In the past few years, however, there has been a shift in perspective among AI experts toward data-centric AI that has piqued our interest. In this emerging approach researchers are looking at how they can change or improve the data they are using as a way to improve the performance of their AI models. Andrew Ng, AI trailblazer, defines data-centric AI as “the discipline of systematically engineering the data needed to build a successful AI system,” essentially ensuring a higher importance is placed on the quality of the data that is integrated throughout the model creation phases.


This shift has begun as a reaction to a handful of ongoing issues in AI research as well as a recognition that many existing AI systems are maturing to the point that further investment in the model is unlikely to yield meaningful improvements. Because of this there has been a movement to look outside of the code for how to improve output even further. One of the most pressing issues that is confronting model-centric AI is the risk of data cascades.

Data cascades are not a new problem, but are often hidden, misunderstood, and even, at times, ignored. These are compounding events that arise due to low quality data that can cause negative, downstream effects. Essentially when data quality isn’t prioritized, AI models can create a kind of technical debt that compromises the output, leading to failures and an overall loss of trust in the AI system.

As Google researchers recently pointed out from a survey of AI practitioners, data cascades in high-stakes AI are pervasive and were present 92% of the time. Google also points out that these cascades, and the threat resulting from unreliable and inaccurate results, are largely avoidable. When we take a step back and think about how our drug data and knowledge is used, and in terms of the larger medical care and treatment industry, any level of upstream error can have dangerous real-world consequences for patients.

With the shift to data-centric AI we are seeing a higher priority being placed on the quality of the data used in AI systems, and as a result we believe we’ll see more accurate and reliable outputs. Currently, healthcare is generating the world’s largest volume of data, and it doesn’t look like it’s going to slow down anytime soon. It is estimated that by 2025, 36% of the world’s generated data will be healthcare data and every year we are seeing more than two million scientific articles published. We are data rich.

As we amass this rich, global collection of research data, we could see greater innovation in drug discovery and healthcare, but only if we can unlock the potential. Yet, this cornucopia of data is presenting its own problems.

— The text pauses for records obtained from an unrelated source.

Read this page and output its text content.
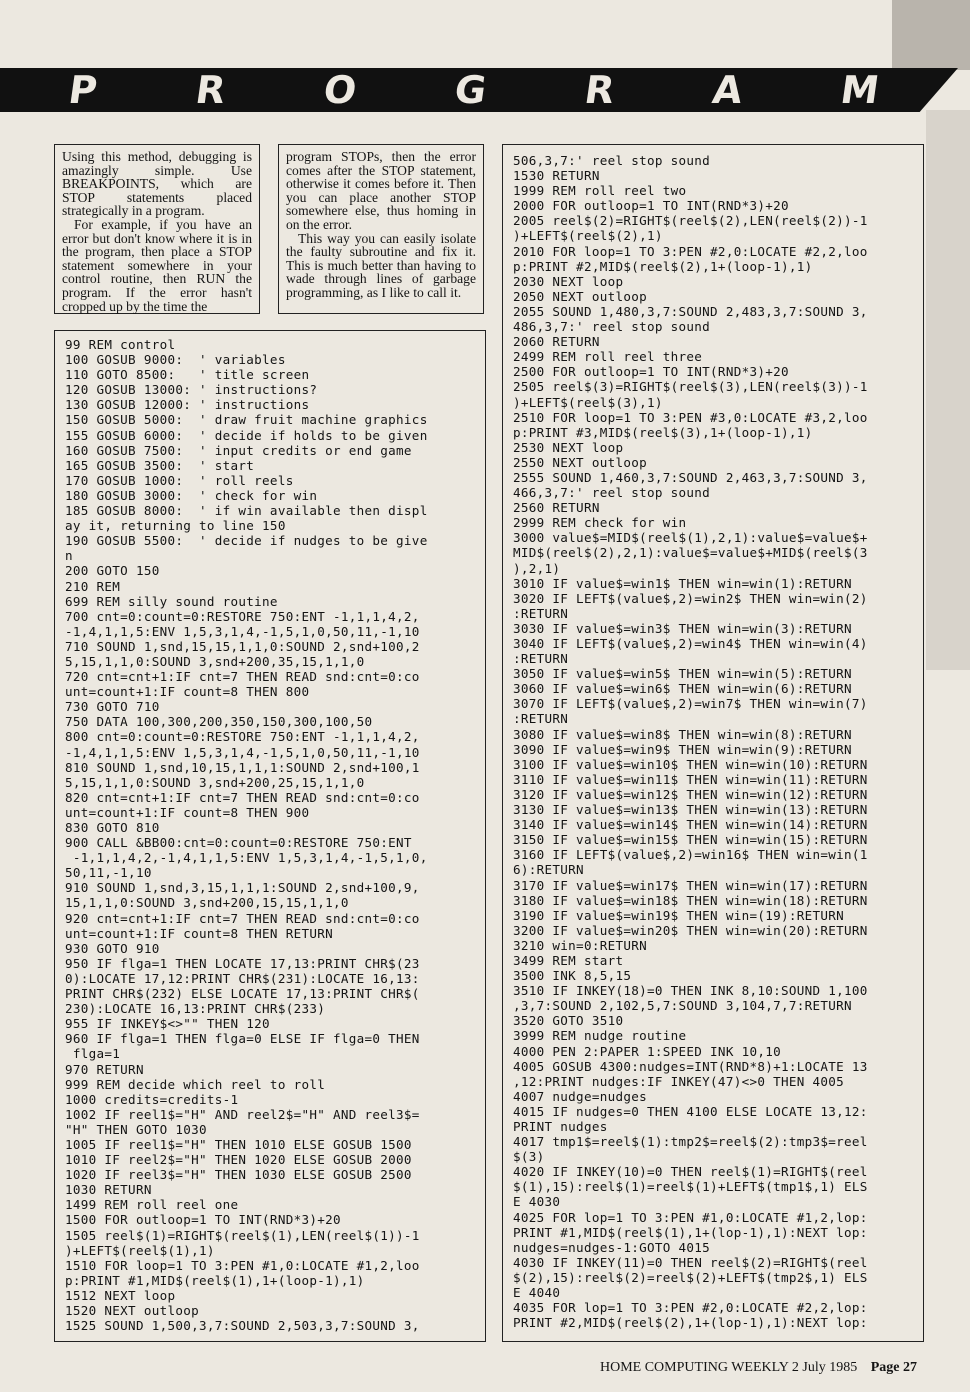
P R O G R A M

Using this method, debugging is amazingly simple. Use BREAKPOINTS, which are STOP statements placed strategically in a program.

For example, if you have an error but don't know where it is in the program, then place a STOP statement somewhere in your control routine, then RUN the program. If the error hasn't cropped up by the time the

program STOPs, then the error comes after the STOP statement, otherwise it comes before it. Then you can place another STOP somewhere else, thus homing in on the error.

This way you can easily isolate the faulty subroutine and fix it. This is much better than having to wade through lines of garbage programming, as I like to call it.

99 REM control
100 GOSUB 9000:  ' variables
110 GOTO 8500:   ' title screen
120 GOSUB 13000: ' instructions?
130 GOSUB 12000: ' instructions
150 GOSUB 5000:  ' draw fruit machine graphics
155 GOSUB 6000:  ' decide if holds to be given
160 GOSUB 7500:  ' input credits or end game
165 GOSUB 3500:  ' start
170 GOSUB 1000:  ' roll reels
180 GOSUB 3000:  ' check for win
185 GOSUB 8000:  ' if win available then displ
ay it, returning to line 150
190 GOSUB 5500:  ' decide if nudges to be give
n
200 GOTO 150
210 REM
699 REM silly sound routine
700 cnt=0:count=0:RESTORE 750:ENT -1,1,1,4,2,
-1,4,1,1,5:ENV 1,5,3,1,4,-1,5,1,0,50,11,-1,10
710 SOUND 1,snd,15,15,1,1,0:SOUND 2,snd+100,2
5,15,1,1,0:SOUND 3,snd+200,35,15,1,1,0
720 cnt=cnt+1:IF cnt=7 THEN READ snd:cnt=0:co
unt=count+1:IF count=8 THEN 800
730 GOTO 710
750 DATA 100,300,200,350,150,300,100,50
800 cnt=0:count=0:RESTORE 750:ENT -1,1,1,4,2,
-1,4,1,1,5:ENV 1,5,3,1,4,-1,5,1,0,50,11,-1,10
810 SOUND 1,snd,10,15,1,1,1:SOUND 2,snd+100,1
5,15,1,1,0:SOUND 3,snd+200,25,15,1,1,0
820 cnt=cnt+1:IF cnt=7 THEN READ snd:cnt=0:co
unt=count+1:IF count=8 THEN 900
830 GOTO 810
900 CALL &BB00:cnt=0:count=0:RESTORE 750:ENT
-1,1,1,4,2,-1,4,1,1,5:ENV 1,5,3,1,4,-1,5,1,0,
50,11,-1,10
910 SOUND 1,snd,3,15,1,1,1:SOUND 2,snd+100,9,
15,1,1,0:SOUND 3,snd+200,15,15,1,1,0
920 cnt=cnt+1:IF cnt=7 THEN READ snd:cnt=0:co
unt=count+1:IF count=8 THEN RETURN
930 GOTO 910
950 IF flga=1 THEN LOCATE 17,13:PRINT CHR$(23
0):LOCATE 17,12:PRINT CHR$(231):LOCATE 16,13:
PRINT CHR$(232) ELSE LOCATE 17,13:PRINT CHR$(
230):LOCATE 16,13:PRINT CHR$(233)
955 IF INKEY$<>"" THEN 120
960 IF flga=1 THEN flga=0 ELSE IF flga=0 THEN
flga=1
970 RETURN
999 REM decide which reel to roll
1000 credits=credits-1
1002 IF reel1$="H" AND reel2$="H" AND reel3$=
"H" THEN GOTO 1030
1005 IF reel1$="H" THEN 1010 ELSE GOSUB 1500
1010 IF reel2$="H" THEN 1020 ELSE GOSUB 2000
1020 IF reel3$="H" THEN 1030 ELSE GOSUB 2500
1030 RETURN
1499 REM roll reel one
1500 FOR outloop=1 TO INT(RND*3)+20
1505 reel$(1)=RIGHT$(reel$(1),LEN(reel$(1))-1
)+LEFT$(reel$(1),1)
1510 FOR loop=1 TO 3:PEN #1,0:LOCATE #1,2,loo
p:PRINT #1,MID$(reel$(1),1+(loop-1),1)
1512 NEXT loop
1520 NEXT outloop
1525 SOUND 1,500,3,7:SOUND 2,503,3,7:SOUND 3,
506,3,7:' reel stop sound
1530 RETURN
1999 REM roll reel two
2000 FOR outloop=1 TO INT(RND*3)+20
2005 reel$(2)=RIGHT$(reel$(2),LEN(reel$(2))-1
)+LEFT$(reel$(2),1)
2010 FOR loop=1 TO 3:PEN #2,0:LOCATE #2,2,loo
p:PRINT #2,MID$(reel$(2),1+(loop-1),1)
2030 NEXT loop
2050 NEXT outloop
2055 SOUND 1,480,3,7:SOUND 2,483,3,7:SOUND 3,
486,3,7:' reel stop sound
2060 RETURN
2499 REM roll reel three
2500 FOR outloop=1 TO INT(RND*3)+20
2505 reel$(3)=RIGHT$(reel$(3),LEN(reel$(3))-1
)+LEFT$(reel$(3),1)
2510 FOR loop=1 TO 3:PEN #3,0:LOCATE #3,2,loo
p:PRINT #3,MID$(reel$(3),1+(loop-1),1)
2530 NEXT loop
2550 NEXT outloop
2555 SOUND 1,460,3,7:SOUND 2,463,3,7:SOUND 3,
466,3,7:' reel stop sound
2560 RETURN
2999 REM check for win
3000 value$=MID$(reel$(1),2,1):value$=value$+
MID$(reel$(2),2,1):value$=value$+MID$(reel$(3
),2,1)
3010 IF value$=win1$ THEN win=win(1):RETURN
3020 IF LEFT$(value$,2)=win2$ THEN win=win(2)
:RETURN
3030 IF value$=win3$ THEN win=win(3):RETURN
3040 IF LEFT$(value$,2)=win4$ THEN win=win(4)
:RETURN
3050 IF value$=win5$ THEN win=win(5):RETURN
3060 IF value$=win6$ THEN win=win(6):RETURN
3070 IF LEFT$(value$,2)=win7$ THEN win=win(7)
:RETURN
3080 IF value$=win8$ THEN win=win(8):RETURN
3090 IF value$=win9$ THEN win=win(9):RETURN
3100 IF value$=win10$ THEN win=win(10):RETURN
3110 IF value$=win11$ THEN win=win(11):RETURN
3120 IF value$=win12$ THEN win=win(12):RETURN
3130 IF value$=win13$ THEN win=win(13):RETURN
3140 IF value$=win14$ THEN win=win(14):RETURN
3150 IF value$=win15$ THEN win=win(15):RETURN
3160 IF LEFT$(value$,2)=win16$ THEN win=win(1
6):RETURN
3170 IF value$=win17$ THEN win=win(17):RETURN
3180 IF value$=win18$ THEN win=win(18):RETURN
3190 IF value$=win19$ THEN win=(19):RETURN
3200 IF value$=win20$ THEN win=win(20):RETURN
3210 win=0:RETURN
3499 REM start
3500 INK 8,5,15
3510 IF INKEY(18)=0 THEN INK 8,10:SOUND 1,100
,3,7:SOUND 2,102,5,7:SOUND 3,104,7,7:RETURN
3520 GOTO 3510
3999 REM nudge routine
4000 PEN 2:PAPER 1:SPEED INK 10,10
4005 GOSUB 4300:nudges=INT(RND*8)+1:LOCATE 13
,12:PRINT nudges:IF INKEY(47)<>0 THEN 4005
4007 nudge=nudges
4015 IF nudges=0 THEN 4100 ELSE LOCATE 13,12:
PRINT nudges
4017 tmp1$=reel$(1):tmp2$=reel$(2):tmp3$=reel
$(3)
4020 IF INKEY(10)=0 THEN reel$(1)=RIGHT$(reel
$(1),15):reel$(1)=reel$(1)+LEFT$(tmp1$,1) ELS
E 4030
4025 FOR lop=1 TO 3:PEN #1,0:LOCATE #1,2,lop:
PRINT #1,MID$(reel$(1),1+(lop-1),1):NEXT lop:
nudges=nudges-1:GOTO 4015
4030 IF INKEY(11)=0 THEN reel$(2)=RIGHT$(reel
$(2),15):reel$(2)=reel$(2)+LEFT$(tmp2$,1) ELS
E 4040
4035 FOR lop=1 TO 3:PEN #2,0:LOCATE #2,2,lop:
PRINT #2,MID$(reel$(2),1+(lop-1),1):NEXT lop:
HOME COMPUTING WEEKLY 2 July 1985 Page 27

It is estimated that seven percent of systematic reviews are inaccurate within 24 hours of publication and that 23% of reviews will have incorrect conclusions after just two years if they aren’t updated. As data collection and production continue to ramp up the potential for better health outcomes only get stronger. Unfortunately, much of the world’s data remains disconnected, disorganized, conflicting, and unstructured.

The shift to data-centric AI is a natural progression that may be a key part to unlocking the full potential of the systems we’ve worked so hard to create. In order for a data-centric approach to work it will be important to map and normalize data from experiments and real-world evidence into deeply structured datasets and will require us to seriously consider the quality of the data being generated.

To truly advance the healthcare industry we need to break down existing silos in pharma teams and fully buy into the importance of data excellence. To ensure the data produced in the drug discovery space or scientific community is supporting better AI, we need a cross-disciplinary approach that integrates subject matter expertise with engineering and operations. If we are able to balance these competing priorities, and center high quality data in the process of developing AI systems there is the potential to substantially speed up the development of safer and more effective medical treatments.

Naturally this has us excited. We spend our days obsessing about data quality and building well structured data that reflects or can be mapped to the real world. We believe in the value of looking at data quality through a different lens—one that incorporates deep data science and biomedical expertise, with an understanding of the nature of AI.

We’re working diligently to be the space AI researchers turn to for the highest quality data and are very excited about a future where data quality is a first class citizen in the minds of AI researchers, developers, and the institutions powering the next wave of healthcare.